D’autre part, plusieurs questions restent non résolues dans les MICI (Figure 3). Quel bilan précis doit être réalisé chez le donneur ? Comment doivent être préparées les selles ? Le receveur doit-il recevoir une préparation colique ou/et des antibiotiques ? L’administration doit-elle se faire par voie haute ou par voie basse ? Quels sont les risques infectieux sur le long terme ? Il existe également des questions plus conceptuelles. Le donneur doit-il être sélectionné en fonction de la composition de son microbiote et si oui sur quels critères ? La TMF doit-elle être faite en phase de poussée ou au contraire en rémission ? Si le traitement est répété, compte tenu du rôle du microbiote dans de nombreuses pathologies, y a-t-il un risque de transférer une pathologie chronique via la TMF ?
Figure 3. Transplantation de microbiote fécal : Questions non résolues sur la TMF au cours des MICI
Autres indications potentielles
Avec les avancées importantes de ces dernières années sur la compréhension du rôle du microbiote intestinal dans de nombreuses pathologies, la TMF est une stratégie séduisante dans beaucoup de cas et particulièrement lorsqu’il n’existe pas d’altérnatives thérapeutiques. Quelques séries de cas et quelques études préliminaires suggèrent notamment une certaine efficacité de la TMF dans le traitement de la réaction du greffon contre l’hôte après allogreffe de moelle osseuse (pathologie ayant de nombreuses similarités avec les MICI), de l’encéphalopathie hépatique chez le cirrhotique, du syndrome de l’intestin irritable, de l’insulino-résistance, de certaines pathologies neuropsychiatriques comme l’autisme et dans l’éradication du portage de bactéries multi-résistantes. Ces indications potentielles de la TMF en sont encore à un stade très précoce d’investigation et des études contrôlées d’efficacité sont indispensables avant d’éventuellement proposer la TMF dans ces contextes. D’autre part, les questions non résolues pour les MICI s’appliqueront également dans ces autres indications potentielles avec des réponses probablement différentes.
Conclusion et Perpectives
Ces dernières années, le bond dans les connaissances sur le microbiote intestinal et le succès spectaculaire de la TMF dans la première étude sur le traitement de l’infection récidivante à C. difficile en 2013 ont suscité beaucoup d’intérêt pour cette approche thérapeutique.
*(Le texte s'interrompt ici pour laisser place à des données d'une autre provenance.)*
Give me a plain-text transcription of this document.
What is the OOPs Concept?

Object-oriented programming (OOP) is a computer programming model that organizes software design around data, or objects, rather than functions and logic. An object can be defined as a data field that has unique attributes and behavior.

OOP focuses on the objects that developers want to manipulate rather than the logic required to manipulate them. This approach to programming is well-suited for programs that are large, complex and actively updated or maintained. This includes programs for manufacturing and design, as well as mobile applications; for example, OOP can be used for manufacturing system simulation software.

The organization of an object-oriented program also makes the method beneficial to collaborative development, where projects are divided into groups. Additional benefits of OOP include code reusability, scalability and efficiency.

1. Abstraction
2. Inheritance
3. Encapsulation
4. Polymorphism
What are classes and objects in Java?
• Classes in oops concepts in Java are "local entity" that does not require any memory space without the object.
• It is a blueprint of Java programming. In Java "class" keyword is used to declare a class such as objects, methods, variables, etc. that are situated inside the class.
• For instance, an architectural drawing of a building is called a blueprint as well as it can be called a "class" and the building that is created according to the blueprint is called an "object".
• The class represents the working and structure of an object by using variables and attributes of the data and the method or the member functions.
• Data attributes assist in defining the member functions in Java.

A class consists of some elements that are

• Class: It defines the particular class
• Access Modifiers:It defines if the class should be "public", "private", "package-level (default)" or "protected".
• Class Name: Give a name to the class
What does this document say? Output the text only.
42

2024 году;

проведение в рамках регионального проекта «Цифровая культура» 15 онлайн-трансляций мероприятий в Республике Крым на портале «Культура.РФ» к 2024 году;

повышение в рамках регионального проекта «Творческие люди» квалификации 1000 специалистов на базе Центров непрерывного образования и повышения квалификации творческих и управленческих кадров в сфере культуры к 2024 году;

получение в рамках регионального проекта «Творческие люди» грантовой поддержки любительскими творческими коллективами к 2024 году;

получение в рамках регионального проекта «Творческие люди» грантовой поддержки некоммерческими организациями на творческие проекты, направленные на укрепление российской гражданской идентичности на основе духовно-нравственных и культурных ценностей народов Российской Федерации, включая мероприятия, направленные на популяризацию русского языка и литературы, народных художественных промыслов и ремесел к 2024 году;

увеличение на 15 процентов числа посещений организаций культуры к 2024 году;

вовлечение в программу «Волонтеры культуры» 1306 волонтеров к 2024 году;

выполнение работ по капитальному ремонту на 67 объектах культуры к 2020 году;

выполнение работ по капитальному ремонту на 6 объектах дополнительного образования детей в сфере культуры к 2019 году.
La TMF a révolutionné la prise en charge des infections récidivantes à C. difficile avec des taux d’efficacité de l’ordre de 90 %. Bien que des essais contrôlés soient encore nécessaires, cette approche semble également efficace pour le traitement des formes réfractaires ou compliquées en alternative à la chirurgie. Les résultats dans la RCH sont encourageants mais la place et les modalités précises de la TMF restent à déterminer et les résultats dans la maladie de Crohn restent très limités. Pour toutes les autres indications potentielles, les premières données commencent seulement à être publiées. En dehors des infections à C. difficile récidivantes, la TMF ne doit pas être pratiquée hors protocole de recherche.
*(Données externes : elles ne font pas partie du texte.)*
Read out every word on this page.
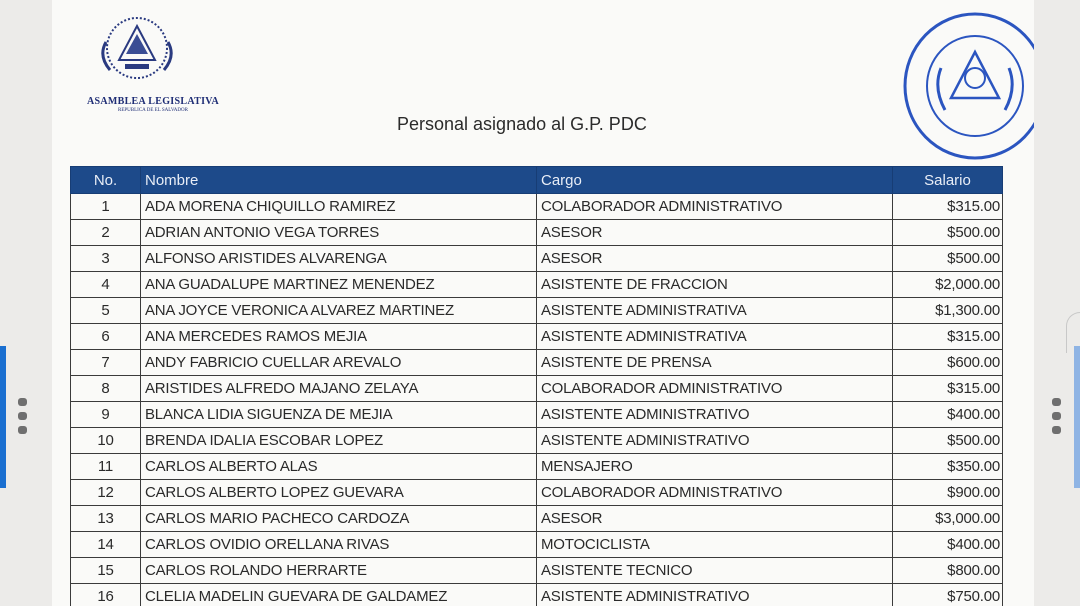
ASAMBLEA LEGISLATIVA
REPUBLICA DE EL SALVADOR
Personal asignado al G.P. PDC
No.	Nombre	Cargo	Salario
1	ADA MORENA CHIQUILLO RAMIREZ	COLABORADOR ADMINISTRATIVO	$315.00
2	ADRIAN ANTONIO VEGA TORRES	ASESOR	$500.00
3	ALFONSO ARISTIDES ALVARENGA	ASESOR	$500.00
4	ANA GUADALUPE MARTINEZ MENENDEZ	ASISTENTE DE FRACCION	$2,000.00
5	ANA JOYCE VERONICA ALVAREZ MARTINEZ	ASISTENTE ADMINISTRATIVA	$1,300.00
6	ANA MERCEDES RAMOS MEJIA	ASISTENTE ADMINISTRATIVA	$315.00
7	ANDY FABRICIO CUELLAR AREVALO	ASISTENTE DE PRENSA	$600.00
8	ARISTIDES ALFREDO MAJANO ZELAYA	COLABORADOR ADMINISTRATIVO	$315.00
9	BLANCA LIDIA SIGUENZA DE MEJIA	ASISTENTE ADMINISTRATIVO	$400.00
10	BRENDA IDALIA ESCOBAR LOPEZ	ASISTENTE ADMINISTRATIVO	$500.00
11	CARLOS ALBERTO ALAS	MENSAJERO	$350.00
12	CARLOS ALBERTO LOPEZ GUEVARA	COLABORADOR ADMINISTRATIVO	$900.00
13	CARLOS MARIO PACHECO CARDOZA	ASESOR	$3,000.00
14	CARLOS OVIDIO ORELLANA RIVAS	MOTOCICLISTA	$400.00
15	CARLOS ROLANDO HERRARTE	ASISTENTE TECNICO	$800.00
16	CLELIA MADELIN GUEVARA DE GALDAMEZ	ASISTENTE ADMINISTRATIVO	$750.00
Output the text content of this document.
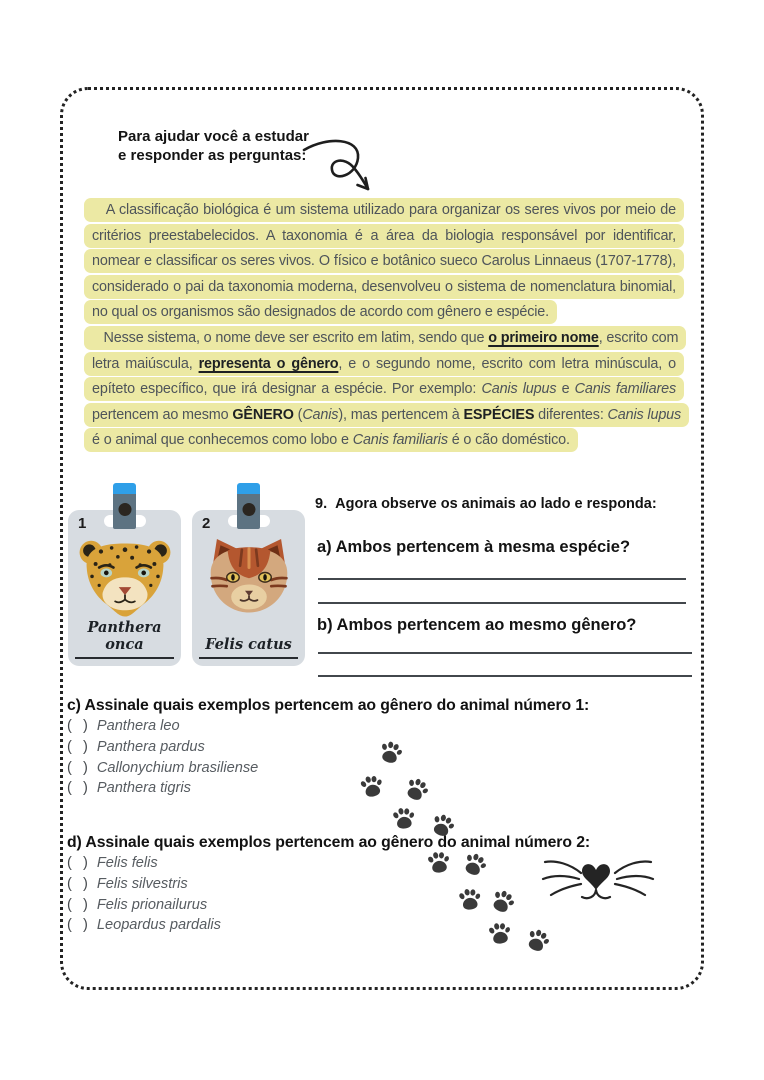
Para ajudar você a estudar
e responder as perguntas:

A classificação biológica é um sistema utilizado para organizar os seres vivos por meio de critérios preestabelecidos. A taxonomia é a área da biologia responsável por identificar, nomear e classificar os seres vivos. O físico e botânico sueco Carolus Linnaeus (1707-1778), considerado o pai da taxonomia moderna, desenvolveu o sistema de nomenclatura binomial, no qual os organismos são designados de acordo com gênero e espécie.

Nesse sistema, o nome deve ser escrito em latim, sendo que o primeiro nome, escrito com letra maiúscula, representa o gênero, e o segundo nome, escrito com letra minúscula, o epíteto específico, que irá designar a espécie. Por exemplo: Canis lupus e Canis familiares pertencem ao mesmo GÊNERO (Canis), mas pertencem à ESPÉCIES diferentes: Canis lupus é o animal que conhecemos como lobo e Canis familiaris é o cão doméstico.

1
Panthera onca
2
Felis catus
9.  Agora observe os animais ao lado e responda:
a) Ambos pertencem à mesma espécie?
b) Ambos pertencem ao mesmo gênero?
c) Assinale quais exemplos pertencem ao gênero do animal número 1:
(  ) Panthera leo
(  ) Panthera pardus
(  ) Callonychium brasiliense
(  ) Panthera tigris
d) Assinale quais exemplos pertencem ao gênero do animal número 2:
(  ) Felis felis
(  ) Felis silvestris
(  ) Felis prionailurus
(  ) Leopardus pardalis
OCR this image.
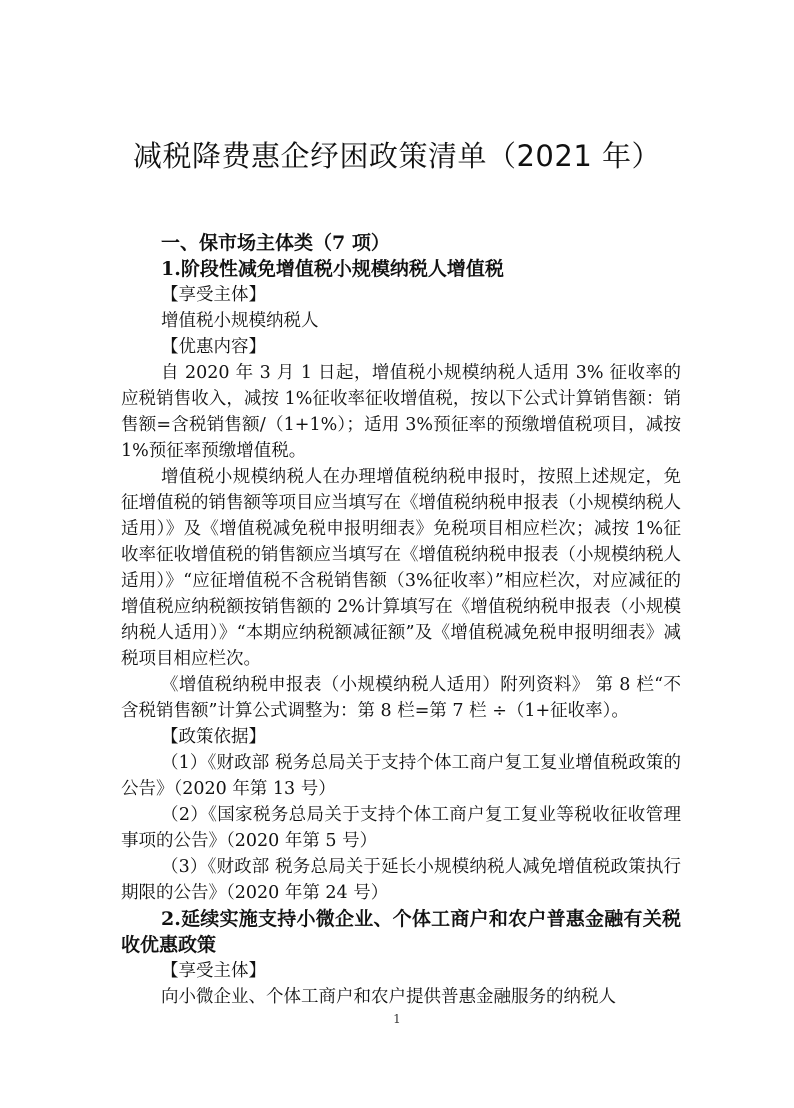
减税降费惠企纾困政策清单（2021 年）
一、保市场主体类（7 项）
1.阶段性减免增值税小规模纳税人增值税
【享受主体】
增值税小规模纳税人
【优惠内容】
自 2020 年 3 月 1 日起，增值税小规模纳税人适用 3% 征收率的应税销售收入，减按 1%征收率征收增值税，按以下公式计算销售额：销售额=含税销售额/（1+1%）；适用 3%预征率的预缴增值税项目，减按 1%预征率预缴增值税。
增值税小规模纳税人在办理增值税纳税申报时，按照上述规定，免征增值税的销售额等项目应当填写在《增值税纳税申报表（小规模纳税人适用）》及《增值税减免税申报明细表》免税项目相应栏次；减按 1%征收率征收增值税的销售额应当填写在《增值税纳税申报表（小规模纳税人适用）》“应征增值税不含税销售额（3%征收率）”相应栏次，对应减征的增值税应纳税额按销售额的 2%计算填写在《增值税纳税申报表（小规模纳税人适用）》“本期应纳税额减征额”及《增值税减免税申报明细表》减税项目相应栏次。
《增值税纳税申报表（小规模纳税人适用）附列资料》 第 8 栏“不含税销售额”计算公式调整为：第 8 栏=第 7 栏 ÷（1+征收率）。
【政策依据】
（1）《财政部 税务总局关于支持个体工商户复工复业增值税政策的公告》（2020 年第 13 号）
（2）《国家税务总局关于支持个体工商户复工复业等税收征收管理事项的公告》（2020 年第 5 号）
（3）《财政部 税务总局关于延长小规模纳税人减免增值税政策执行期限的公告》（2020 年第 24 号）
2.延续实施支持小微企业、个体工商户和农户普惠金融有关税收优惠政策
【享受主体】
向小微企业、个体工商户和农户提供普惠金融服务的纳税人
1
La réalisation d’une TMF est d’une grande complexité sur le plan logistique et, à la grande variabilité inter- et intra-individuelle du microbiote, s’ajoute la méconnaissance de la composition précise des selles. Des alternatives sont déjà à l’étude et la recherche est très active pour développer des microbiotes « artificiels » composés de bactéries cultivées en laboratoire et choisies pour leurs effets dans une pathologie donnée. L’efficacité de ce type d’approche devra être testée mais ses avantages théoriques sont ceux d’un produit contrôlé, stable et d’approvisionnement régulier.